Malheureusement, l’alternance n’est pas pour cette fois-ci. Le poids des notables et de l’argent, conjugué à l’influence du makhzen et à la suspicion de fraude, ainsi que la faiblesse du niveau de prise de conscience au sein des populations, notamment en milieu rural, ont eu raison de l’espoir d’un changement par les urnes.
La victoire proclamée du camp du statu quo est synonyme de déception et d’amertume pour tous ceux qui ont entretenu l’illusion que la Mauritanie a changé. Malgré les moyens considérables investis dans la campagne par le régime, l’utilisation abusive des moyens de l’Etat, l’absence de confiance et d’adhésion des parties prenantes dans la CENI et l’appui de l’ensemble des notables et des hommes d’affaires, le candidat du pouvoir aurait en effet obtenu plus de 55% des voix, un score qui tranche avec le rejet par les Mauritaniens d’un régime en manque de bilan et de crédibilité.
Les jeux étaient-ils faits?
Par ailleurs, les acteurs ont échoué à mobiliser les électeurs en faveur d’un scrutin dont l’issue était connue d’avance, d’où la participation relativement faible, passant de 62% en 2019 à 55%. Plusieurs facteurs cumulatifs contribuent à expliquer cette forte abstention : De nombreux électeurs des grandes villes s’étaient inscrits à l’intérieur du pays en vue des élections locales de 2023 et n’ont pas pu depuis lors se réinscrire dans leur ville de résidence. L’achat de cartes d’identité des électeurs les plus pauvres, pour les empêcher de voter. La perception par certains électeurs que les jeux sont faits et qu’il est inutile d’aller voter.

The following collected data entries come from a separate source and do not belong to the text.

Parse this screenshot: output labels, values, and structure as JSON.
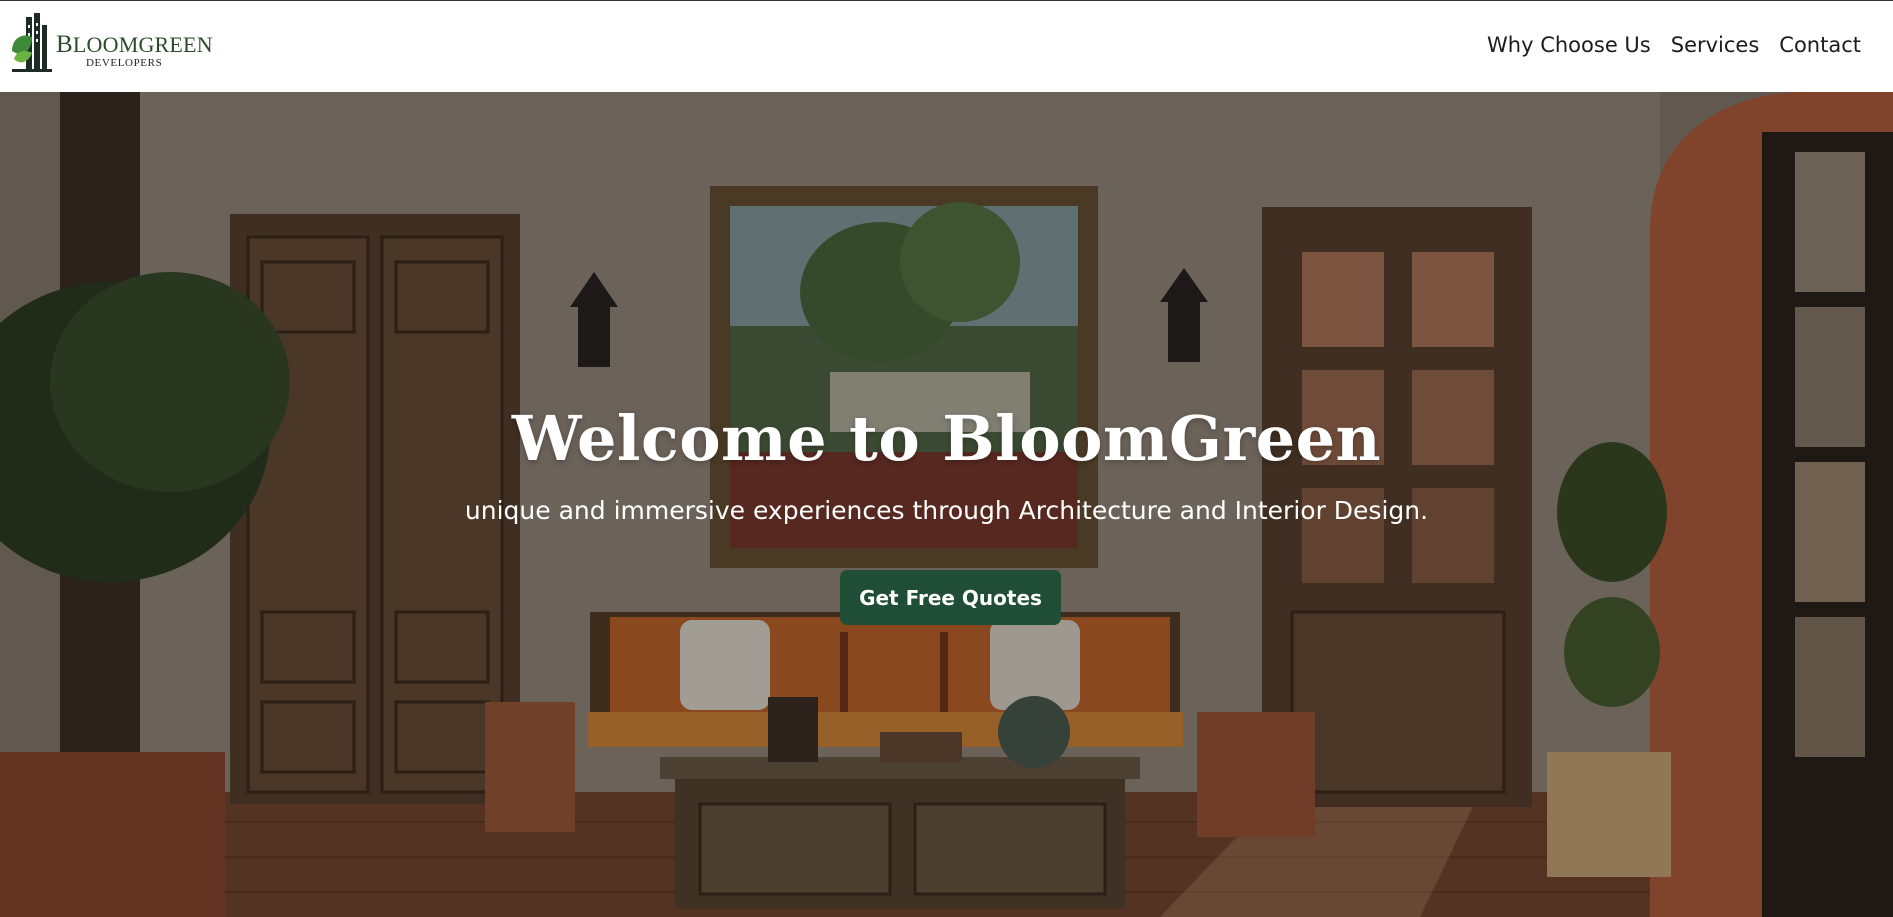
{
  "header": {
    "logo": {
      "title_lead": "B",
      "title_rest": "LOOMGREEN",
      "subtitle": "DEVELOPERS",
      "icon": "building-leaf-logo"
    },
    "nav": [
      {
        "label": "Why Choose Us"
      },
      {
        "label": "Services"
      },
      {
        "label": "Contact"
      }
    ]
  },
  "hero": {
    "title": "Welcome to BloomGreen",
    "subtitle": "unique and immersive experiences through Architecture and Interior Design.",
    "cta_label": "Get Free Quotes",
    "background_image": "interior-living-room-photo"
  },
  "colors": {
    "brand_green": "#1f4d35",
    "logo_green": "#2d4a2c",
    "nav_text": "#1c1c1c"
  }
}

Le mot d’ordre lancé par certains acteurs politiques en faveur du boycott.
L’opposition, quant à elle, paie ses errements, ses dissensions et sa faible implantation dans les zones rurales. Tous candidats confondus, elle réalise, toutefois, un score plus qu’honorable, malgré les réserves sur les résultats annoncés par la CENI. Les forces de l’opposition dominent les grandes villes, où le niveau de prise de conscience est très élevé et où les électeurs ne sont pas sous l’emprise des notables. Alors que le pouvoir reste très solidement implanté dans la Mauritanie profonde, largement influencée par les notables.

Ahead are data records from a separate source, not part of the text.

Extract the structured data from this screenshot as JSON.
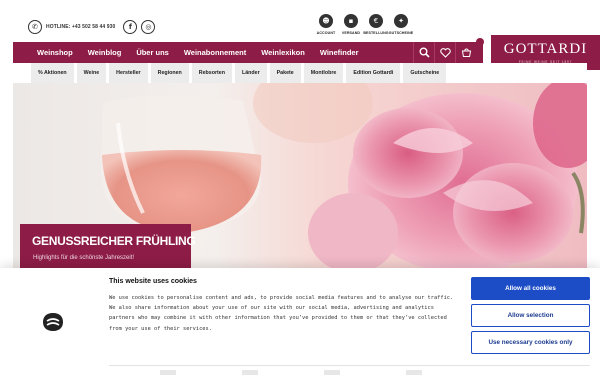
{
  "topbar": {
    "hotline_label": "HOTLINE: +43 502 58 44 930",
    "phone_icon": "phone-icon",
    "social": [
      {
        "icon": "facebook-icon",
        "glyph": "f"
      },
      {
        "icon": "instagram-icon",
        "glyph": "◎"
      }
    ],
    "services": [
      {
        "label": "ACCOUNT",
        "icon": "account-icon",
        "glyph": "☻"
      },
      {
        "label": "VERSAND",
        "icon": "shipping-icon",
        "glyph": "▪"
      },
      {
        "label": "BESTELLUNG",
        "icon": "euro-icon",
        "glyph": "€"
      },
      {
        "label": "GUTSCHEINE",
        "icon": "gift-icon",
        "glyph": "✦"
      }
    ]
  },
  "mainnav": {
    "items": [
      "Weinshop",
      "Weinblog",
      "Über uns",
      "Weinabonnement",
      "Weinlexikon",
      "Winefinder"
    ],
    "icons": [
      {
        "name": "search-icon",
        "glyph": "⚲"
      },
      {
        "name": "heart-icon",
        "glyph": "♡"
      },
      {
        "name": "cart-icon",
        "glyph": "⊔"
      }
    ]
  },
  "logo": {
    "name": "GOTTARDI",
    "tagline": "FEINE WEINE SEIT 1897"
  },
  "subnav": {
    "items": [
      "% Aktionen",
      "Weine",
      "Hersteller",
      "Regionen",
      "Rebsorten",
      "Länder",
      "Pakete",
      "Montlobre",
      "Edition Gottardi",
      "Gutscheine"
    ]
  },
  "hero": {
    "headline": "GENUSSREICHER FRÜHLING",
    "subline": "Highlights für die schönste Jahreszeit!"
  },
  "cookie": {
    "title": "This website uses cookies",
    "text": "We use cookies to personalise content and ads, to provide social media features and to analyse our traffic. We also share information about your use of our site with our social media, advertising and analytics partners who may combine it with other information that you’ve provided to them or that they’ve collected from your use of their services.",
    "buttons": {
      "allow_all": "Allow all cookies",
      "allow_selection": "Allow selection",
      "necessary_only": "Use necessary cookies only"
    }
  },
  "colors": {
    "brand": "#8d1c46",
    "cookie_button": "#1c4cc6"
  }
}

Le changement prendra encore du temps et requiert, notamment, de la part de l’opposition, de développer davantage de synergies entre ses composantes, d’investir plus d’efforts, pour élargir la prise de conscience, surtout à l’intérieur du pays, et d’exiger une CENI véritablement fonctionnelle et indépendante, et surtout affranchie de la tutelle du ministère de l’intérieur. Ainsi et avec un peu plus de moyens et de présence sur le terrain, l’opposition pourra espérer, dans le futur, inverser le rapport de force avec le pouvoir et lui imposer de reconnaître sa défaite, grâce à l’adhésion massive des populations à l’idéal de changement.
Au demeurant, la reconduction du candidat Mohamed Ould Cheikh El Ghazouani, déjà vivement contestée, réussira-t-elle à démentir les sombres pressentiments quant à sa capacité à relever les nombreux défis, notamment économiques, socio-politiques et de gouvernance, au-delà de la gestion des affaires courantes ?
Consensus nécessaire
Pour conjurer ces périls et combler rapidement les retards accumulés sur ces différents fronts, des réformes urgentes et décisives sont requises. Celles-ci comportent des risques et supposent d’investir des efforts soutenus pour les initier et en accompagner la mise en œuvre. Ceci passe par la consultation de l’ensemble des acteurs et parties prenantes, et requiert un large consensus national.
En effet, toute réforme dans le contexte actuel de forte polarisation devrait commencer par explorer la possibilité de dialogue, pour sortir de l’impasse et trouver une solution au blocage actuel, et au déficit de consensus sur les règles du jeu politique qui ont conduit au refus des résultats de l’élection. Ce refus n’est pas ex nihilo. Il ne vient pas de nulle part. Objectivement, il a des raisons historiques, institutionnelles et juridiques qui l’expliquent, et il faudrait saisir l’opportunité pour engager des concertations sur les réformes à entreprendre, y compris sur le cadre électoral.
Enfin, la construction du consensus requiert également la mise à l’écart des élites corrompues qui, non seulement, ont largement échoué, mais ont également pillé les ressources nationales et ont participé activement au verrouillage de la lutte pour l’accès au pouvoir, afin de préserver leurs intérêts. Il s’agit d’un préalable pour rompre avec l’immobilisme et la corruption et promouvoir le dialogue, ainsi que de nouvelles pratiques de gouvernance.